Robert Galbraith to pseudonim J. K. Rowling, legendarnej autorki Harry'ego Pottera. Wydała pod nazwiskiem "Galbraith" swój pierwszy kryminał, Wołanie kukułki, otwierający cykl z Cormoranem Strikiem w roli głównej. Jej inną pozycją przeznaczoną dla dorosłych jest Trafny wybór wydany w Polsce w 2012 roku. Obecnie pisarka nazywa się Joanne Murray.
Lula Landry została znaleziona martwa pod oknem balkonu jej londyńskiego mieszkania. Media i dziennikarze snują domysły o przyczynie śmierci, aż wreszcie policja stawia kropkę uciszającą ich wszystkie wołania - Landry popełniła samobójstwo. Jej brat, John Bristow, nie może jednak w to uwierzyć. Zatrudnia prywatnego detektywa, Cormorana Strike'a, byłego żołnierza bez dachu nad głową, aby ustalił, co zdarzyło się w noc śmierci Luli. Strike'a czeka długa droga przez tysiące różnych wersji ostatnich chwil Landry...
Przyznam od razu - nie jestem fanką kryminałów. No, wyjątek stanowić tu może tylko twórczość A. Christie. Zazwyczaj patrzę na ich wnętrze jak na wieczną gonitwę psa (policja) i niezwykle szybkiego kota (wiadomo kto). Kryminały niemal nigdy nie pozostawiają na mojej duszy śladów wzruszenia, rozbawienia, czy jakiejkolwiek barwniejszej emocji. Zawsze wylatują z głowy po tym, jak już odkryto sprawcę tragedii i oczywiście niezbędne w takich historiach motywy. Wołanie kukułki jest inne.
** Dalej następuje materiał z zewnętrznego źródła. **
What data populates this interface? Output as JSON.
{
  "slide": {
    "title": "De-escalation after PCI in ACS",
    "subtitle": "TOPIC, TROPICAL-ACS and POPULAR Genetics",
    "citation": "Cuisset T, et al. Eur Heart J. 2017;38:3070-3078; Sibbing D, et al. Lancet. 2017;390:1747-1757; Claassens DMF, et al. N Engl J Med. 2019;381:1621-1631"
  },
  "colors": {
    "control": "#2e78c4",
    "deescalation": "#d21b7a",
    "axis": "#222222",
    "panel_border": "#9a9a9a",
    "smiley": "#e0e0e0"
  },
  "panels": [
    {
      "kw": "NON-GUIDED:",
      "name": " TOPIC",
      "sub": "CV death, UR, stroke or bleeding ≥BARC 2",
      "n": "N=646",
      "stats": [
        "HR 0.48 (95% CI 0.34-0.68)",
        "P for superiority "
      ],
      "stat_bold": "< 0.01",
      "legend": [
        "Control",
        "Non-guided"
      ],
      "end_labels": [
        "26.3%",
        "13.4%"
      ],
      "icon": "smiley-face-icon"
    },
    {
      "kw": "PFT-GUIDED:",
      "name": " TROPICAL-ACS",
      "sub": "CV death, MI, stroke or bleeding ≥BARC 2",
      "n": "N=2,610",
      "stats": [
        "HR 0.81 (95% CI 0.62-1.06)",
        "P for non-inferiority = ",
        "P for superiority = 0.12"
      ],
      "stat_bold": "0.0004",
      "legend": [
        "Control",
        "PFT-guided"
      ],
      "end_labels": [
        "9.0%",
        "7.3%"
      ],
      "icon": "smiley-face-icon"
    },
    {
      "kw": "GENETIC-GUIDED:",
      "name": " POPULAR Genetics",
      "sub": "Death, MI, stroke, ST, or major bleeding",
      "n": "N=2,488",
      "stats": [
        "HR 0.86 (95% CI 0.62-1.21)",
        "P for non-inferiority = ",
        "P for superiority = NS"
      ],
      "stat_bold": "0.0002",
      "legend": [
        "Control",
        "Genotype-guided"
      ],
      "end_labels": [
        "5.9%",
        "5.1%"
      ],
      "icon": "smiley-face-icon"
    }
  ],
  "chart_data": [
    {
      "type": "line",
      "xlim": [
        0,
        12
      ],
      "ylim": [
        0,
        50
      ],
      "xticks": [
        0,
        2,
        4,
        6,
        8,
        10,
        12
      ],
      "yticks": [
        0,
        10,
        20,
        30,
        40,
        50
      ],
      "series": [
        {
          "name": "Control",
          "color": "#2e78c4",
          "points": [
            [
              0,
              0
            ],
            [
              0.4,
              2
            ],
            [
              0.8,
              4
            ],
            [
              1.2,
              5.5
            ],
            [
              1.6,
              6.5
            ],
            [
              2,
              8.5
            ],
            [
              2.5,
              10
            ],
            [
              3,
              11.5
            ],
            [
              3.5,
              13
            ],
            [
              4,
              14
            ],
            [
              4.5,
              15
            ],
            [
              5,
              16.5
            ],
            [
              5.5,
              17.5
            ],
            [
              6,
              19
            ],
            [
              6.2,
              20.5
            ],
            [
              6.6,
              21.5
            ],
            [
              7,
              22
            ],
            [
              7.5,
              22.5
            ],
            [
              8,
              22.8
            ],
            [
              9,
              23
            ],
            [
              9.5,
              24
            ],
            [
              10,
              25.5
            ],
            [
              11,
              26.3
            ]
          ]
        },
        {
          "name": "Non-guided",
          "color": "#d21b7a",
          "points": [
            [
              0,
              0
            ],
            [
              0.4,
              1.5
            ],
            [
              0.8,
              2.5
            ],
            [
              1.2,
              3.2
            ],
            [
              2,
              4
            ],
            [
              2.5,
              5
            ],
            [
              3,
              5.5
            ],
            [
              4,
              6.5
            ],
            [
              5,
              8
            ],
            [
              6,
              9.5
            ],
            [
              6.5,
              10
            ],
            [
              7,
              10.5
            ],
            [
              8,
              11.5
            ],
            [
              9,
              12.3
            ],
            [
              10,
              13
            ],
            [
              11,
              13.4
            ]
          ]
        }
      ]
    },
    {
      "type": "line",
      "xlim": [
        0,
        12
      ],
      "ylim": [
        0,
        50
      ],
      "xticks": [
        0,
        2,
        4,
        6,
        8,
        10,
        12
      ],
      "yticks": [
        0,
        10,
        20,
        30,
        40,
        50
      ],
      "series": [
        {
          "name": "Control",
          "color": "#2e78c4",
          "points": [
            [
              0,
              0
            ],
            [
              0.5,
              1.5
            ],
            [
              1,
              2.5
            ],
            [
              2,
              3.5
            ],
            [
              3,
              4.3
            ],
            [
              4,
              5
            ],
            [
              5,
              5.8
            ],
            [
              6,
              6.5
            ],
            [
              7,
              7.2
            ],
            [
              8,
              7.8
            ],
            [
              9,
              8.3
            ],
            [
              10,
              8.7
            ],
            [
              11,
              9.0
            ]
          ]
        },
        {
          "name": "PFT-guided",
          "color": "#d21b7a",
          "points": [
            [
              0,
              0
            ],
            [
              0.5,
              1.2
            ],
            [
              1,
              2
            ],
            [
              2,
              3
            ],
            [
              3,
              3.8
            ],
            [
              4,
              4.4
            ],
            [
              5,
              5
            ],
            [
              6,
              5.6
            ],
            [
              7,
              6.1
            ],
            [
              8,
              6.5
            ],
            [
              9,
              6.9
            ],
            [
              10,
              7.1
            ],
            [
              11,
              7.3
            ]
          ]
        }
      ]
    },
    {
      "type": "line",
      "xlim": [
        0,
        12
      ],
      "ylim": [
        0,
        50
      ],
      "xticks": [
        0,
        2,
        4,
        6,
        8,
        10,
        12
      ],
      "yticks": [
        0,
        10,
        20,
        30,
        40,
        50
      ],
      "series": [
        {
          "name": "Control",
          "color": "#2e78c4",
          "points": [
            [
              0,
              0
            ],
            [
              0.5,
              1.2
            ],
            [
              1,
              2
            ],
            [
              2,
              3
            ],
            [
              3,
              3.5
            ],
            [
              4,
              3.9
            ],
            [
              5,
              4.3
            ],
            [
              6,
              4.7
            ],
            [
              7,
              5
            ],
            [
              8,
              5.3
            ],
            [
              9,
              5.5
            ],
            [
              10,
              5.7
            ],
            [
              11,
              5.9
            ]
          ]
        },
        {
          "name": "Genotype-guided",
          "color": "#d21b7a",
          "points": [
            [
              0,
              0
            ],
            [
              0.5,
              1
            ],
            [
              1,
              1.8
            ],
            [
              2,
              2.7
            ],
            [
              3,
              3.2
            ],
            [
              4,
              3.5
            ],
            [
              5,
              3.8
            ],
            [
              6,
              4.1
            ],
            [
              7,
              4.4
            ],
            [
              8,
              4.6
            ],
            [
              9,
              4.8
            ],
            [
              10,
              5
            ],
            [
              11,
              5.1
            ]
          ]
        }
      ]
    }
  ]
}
Może nie jest to arcydzieło pod względem rozwiązania naszej tajemnicy, prawdy, kto zabił i dlaczego (choć jest w tej książce wątek, który naprawdę niesamowicie mnie zaskoczył). Ale ten sekret jest niezwykle dopracowany, doszlifowany, przemyślany w każdym calu. To, co wydarzyło się tamtej pamiętnej nocy, kiedy Lula Landry zamilkła na wieki, jest przedstawione w szczegółach przewijających się przez całą powieść, które jednak nie pozwalają nam, czytelnikom, w pojedynkę złożyć je w spójną, sensowną całość. A kiedy wszystko wychodzi na jaw, jesteśmy zaskoczeni, jak autorce udało się ukryć prawdę na tylu płaszczyznach i pod tyloma różnymi imionami.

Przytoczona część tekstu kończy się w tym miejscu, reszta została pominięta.